I built Moji over a weekend to see what happens when everything gets stripped down. Emoji only. No accounts. Rooms are just URLs with random IDs. Messages sync peer-to-peer and persist in browser storage.

The constraints are simple. Emoji only - the app only allows non-alphanumeric characters. Random room IDs get generated when starting a chat, but any string works. No accounts means nothing to store, nothing to manage. Type a name when joining and that’s it.

I used GunDB for peer-to-peer messaging so messages stay between whoever’s in the room, not on my server or in the cloud. The frontend is React, using Vite and Tailwind. The relay server is just Express with GunDB, about 15 lines - it only helps peers find each other.

I deployed both to Fly.io. Frontend as a static site, relay as a separate app. The free tier covers what I need, and deployment is just fly deploy. Didn’t have to think about it much.
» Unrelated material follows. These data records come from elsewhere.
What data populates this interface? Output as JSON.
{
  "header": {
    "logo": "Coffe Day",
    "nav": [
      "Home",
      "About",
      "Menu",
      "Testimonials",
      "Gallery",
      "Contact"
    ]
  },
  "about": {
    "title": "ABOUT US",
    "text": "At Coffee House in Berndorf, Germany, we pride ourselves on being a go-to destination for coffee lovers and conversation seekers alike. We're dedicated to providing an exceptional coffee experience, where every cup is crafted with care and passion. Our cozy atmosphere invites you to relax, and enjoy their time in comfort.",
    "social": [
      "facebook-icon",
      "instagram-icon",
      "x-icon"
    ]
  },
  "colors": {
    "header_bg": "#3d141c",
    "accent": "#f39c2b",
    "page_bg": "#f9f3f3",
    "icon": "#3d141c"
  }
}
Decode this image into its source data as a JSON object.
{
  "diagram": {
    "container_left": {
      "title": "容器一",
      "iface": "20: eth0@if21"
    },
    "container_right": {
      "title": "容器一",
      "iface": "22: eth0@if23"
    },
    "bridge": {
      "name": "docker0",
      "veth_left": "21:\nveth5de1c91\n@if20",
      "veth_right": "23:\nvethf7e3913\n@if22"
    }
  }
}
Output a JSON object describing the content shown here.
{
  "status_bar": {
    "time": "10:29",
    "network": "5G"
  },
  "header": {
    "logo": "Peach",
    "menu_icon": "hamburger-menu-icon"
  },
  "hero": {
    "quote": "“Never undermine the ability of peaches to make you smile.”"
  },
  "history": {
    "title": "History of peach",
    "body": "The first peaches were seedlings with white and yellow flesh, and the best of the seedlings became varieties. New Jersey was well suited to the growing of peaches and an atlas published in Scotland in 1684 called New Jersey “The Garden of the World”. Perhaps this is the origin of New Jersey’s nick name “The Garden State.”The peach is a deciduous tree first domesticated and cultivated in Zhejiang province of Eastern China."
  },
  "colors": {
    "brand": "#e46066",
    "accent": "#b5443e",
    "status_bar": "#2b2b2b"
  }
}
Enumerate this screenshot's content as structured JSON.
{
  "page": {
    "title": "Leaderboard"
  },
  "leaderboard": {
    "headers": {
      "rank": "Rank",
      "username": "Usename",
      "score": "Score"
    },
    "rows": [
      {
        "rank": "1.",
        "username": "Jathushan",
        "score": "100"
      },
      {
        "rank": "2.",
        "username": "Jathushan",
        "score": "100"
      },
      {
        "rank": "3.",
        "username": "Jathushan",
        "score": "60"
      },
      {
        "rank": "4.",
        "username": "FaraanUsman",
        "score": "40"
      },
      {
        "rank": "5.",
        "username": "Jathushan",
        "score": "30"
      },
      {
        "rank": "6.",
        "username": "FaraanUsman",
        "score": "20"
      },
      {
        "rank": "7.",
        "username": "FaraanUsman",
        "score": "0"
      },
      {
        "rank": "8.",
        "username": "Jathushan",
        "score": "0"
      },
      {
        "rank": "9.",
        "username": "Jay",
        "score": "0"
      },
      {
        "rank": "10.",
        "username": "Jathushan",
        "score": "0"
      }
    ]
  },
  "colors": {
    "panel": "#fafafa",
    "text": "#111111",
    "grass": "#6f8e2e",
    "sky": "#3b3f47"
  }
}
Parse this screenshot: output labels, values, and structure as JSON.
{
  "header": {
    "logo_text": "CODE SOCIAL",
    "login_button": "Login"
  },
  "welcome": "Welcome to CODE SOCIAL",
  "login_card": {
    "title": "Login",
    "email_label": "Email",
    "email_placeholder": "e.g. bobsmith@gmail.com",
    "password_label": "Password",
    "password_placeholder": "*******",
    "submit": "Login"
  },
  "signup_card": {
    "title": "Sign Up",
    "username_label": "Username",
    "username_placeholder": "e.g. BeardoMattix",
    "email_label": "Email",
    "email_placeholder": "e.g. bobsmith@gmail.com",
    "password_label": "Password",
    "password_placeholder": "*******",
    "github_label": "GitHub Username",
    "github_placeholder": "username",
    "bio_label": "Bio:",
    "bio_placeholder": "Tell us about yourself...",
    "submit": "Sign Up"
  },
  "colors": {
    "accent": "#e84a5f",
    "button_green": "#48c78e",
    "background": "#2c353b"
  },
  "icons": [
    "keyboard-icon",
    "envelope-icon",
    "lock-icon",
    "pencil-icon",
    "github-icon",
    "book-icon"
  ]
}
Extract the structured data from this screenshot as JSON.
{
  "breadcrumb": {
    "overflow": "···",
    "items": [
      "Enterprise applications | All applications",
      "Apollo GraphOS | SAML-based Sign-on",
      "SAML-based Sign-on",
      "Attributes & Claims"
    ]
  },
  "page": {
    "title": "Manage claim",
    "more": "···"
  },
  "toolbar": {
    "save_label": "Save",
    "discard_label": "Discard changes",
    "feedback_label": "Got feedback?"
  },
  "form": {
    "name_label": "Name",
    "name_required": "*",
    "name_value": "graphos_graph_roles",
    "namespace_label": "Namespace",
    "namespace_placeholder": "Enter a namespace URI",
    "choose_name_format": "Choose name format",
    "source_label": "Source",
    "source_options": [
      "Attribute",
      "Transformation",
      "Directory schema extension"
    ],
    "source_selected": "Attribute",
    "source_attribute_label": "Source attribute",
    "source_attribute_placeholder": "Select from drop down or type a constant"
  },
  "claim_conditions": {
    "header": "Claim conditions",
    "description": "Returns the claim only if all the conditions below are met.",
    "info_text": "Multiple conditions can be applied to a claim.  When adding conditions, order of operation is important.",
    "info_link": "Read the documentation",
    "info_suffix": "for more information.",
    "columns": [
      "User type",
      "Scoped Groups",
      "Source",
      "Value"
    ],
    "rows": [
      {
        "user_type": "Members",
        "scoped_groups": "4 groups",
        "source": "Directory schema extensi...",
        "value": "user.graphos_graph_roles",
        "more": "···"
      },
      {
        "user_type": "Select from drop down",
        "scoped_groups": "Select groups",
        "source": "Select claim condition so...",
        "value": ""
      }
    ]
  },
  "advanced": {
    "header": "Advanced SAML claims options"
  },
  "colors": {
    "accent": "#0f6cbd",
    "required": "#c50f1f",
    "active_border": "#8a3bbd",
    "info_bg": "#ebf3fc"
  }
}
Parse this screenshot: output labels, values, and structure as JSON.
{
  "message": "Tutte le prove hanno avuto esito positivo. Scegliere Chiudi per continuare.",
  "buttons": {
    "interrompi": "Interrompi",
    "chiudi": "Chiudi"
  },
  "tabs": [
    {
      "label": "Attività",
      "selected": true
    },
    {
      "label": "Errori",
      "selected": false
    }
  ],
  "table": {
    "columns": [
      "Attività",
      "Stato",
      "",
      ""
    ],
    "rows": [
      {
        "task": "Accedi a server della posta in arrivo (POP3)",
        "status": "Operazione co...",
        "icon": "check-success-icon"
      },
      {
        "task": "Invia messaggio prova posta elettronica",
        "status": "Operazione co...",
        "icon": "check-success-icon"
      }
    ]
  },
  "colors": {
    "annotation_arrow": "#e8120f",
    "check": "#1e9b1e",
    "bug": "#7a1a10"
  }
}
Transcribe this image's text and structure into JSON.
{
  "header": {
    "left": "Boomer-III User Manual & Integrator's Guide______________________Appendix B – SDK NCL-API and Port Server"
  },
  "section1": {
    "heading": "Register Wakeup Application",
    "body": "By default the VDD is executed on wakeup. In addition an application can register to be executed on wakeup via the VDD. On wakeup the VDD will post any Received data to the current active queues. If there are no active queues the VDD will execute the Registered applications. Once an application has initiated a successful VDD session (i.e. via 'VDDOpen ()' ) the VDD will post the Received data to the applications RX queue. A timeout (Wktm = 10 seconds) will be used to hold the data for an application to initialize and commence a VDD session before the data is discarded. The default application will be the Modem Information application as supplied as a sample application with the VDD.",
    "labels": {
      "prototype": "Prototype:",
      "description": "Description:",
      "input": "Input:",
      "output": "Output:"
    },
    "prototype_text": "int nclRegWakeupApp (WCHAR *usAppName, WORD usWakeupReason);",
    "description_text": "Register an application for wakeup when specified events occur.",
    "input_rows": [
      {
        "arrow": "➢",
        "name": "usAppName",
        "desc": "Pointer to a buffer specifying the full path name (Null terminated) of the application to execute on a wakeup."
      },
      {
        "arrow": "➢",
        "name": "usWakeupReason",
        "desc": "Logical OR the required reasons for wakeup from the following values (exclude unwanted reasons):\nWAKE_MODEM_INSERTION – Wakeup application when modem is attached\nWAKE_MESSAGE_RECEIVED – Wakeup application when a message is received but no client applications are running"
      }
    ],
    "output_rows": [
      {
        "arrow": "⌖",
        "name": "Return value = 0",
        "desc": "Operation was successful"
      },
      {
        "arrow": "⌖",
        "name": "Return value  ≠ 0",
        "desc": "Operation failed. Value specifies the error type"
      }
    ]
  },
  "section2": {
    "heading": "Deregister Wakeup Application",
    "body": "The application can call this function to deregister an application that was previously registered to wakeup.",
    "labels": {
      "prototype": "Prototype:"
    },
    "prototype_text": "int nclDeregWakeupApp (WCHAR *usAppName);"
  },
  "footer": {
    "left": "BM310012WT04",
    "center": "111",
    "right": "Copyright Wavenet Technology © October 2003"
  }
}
She picked it up immediately. No explanation needed. She doesn’t just send single emoji back and forth - she builds little narratives. A sequence of emoji that tells a story. Sometimes it makes sense. Sometimes it doesn’t. She’ll periodically ping me messages throughout the day when she has screen time and I’m working in another room.

Emoji render differently across devices. The picker shows one set of glyphs, but messages display in whatever the system provides. I tried using Twemoji to keep things consistent but gave up - too much overhead. Works fine for now.

Messages are stored locally in browser storage, so there’s no central database. Nothing to archive, nothing to moderate, nothing to maintain. I don’t worry about what she’s sending or who might see it.

It’s live at https://moji-frontend.fly.dev/ and works as a PWA. Source is on GitHub. She uses it occasionally - her interest is sporadic, as with most things 6-year-olds do. It’s not her go-to when she has screen time, but it’s been fun watching her use it.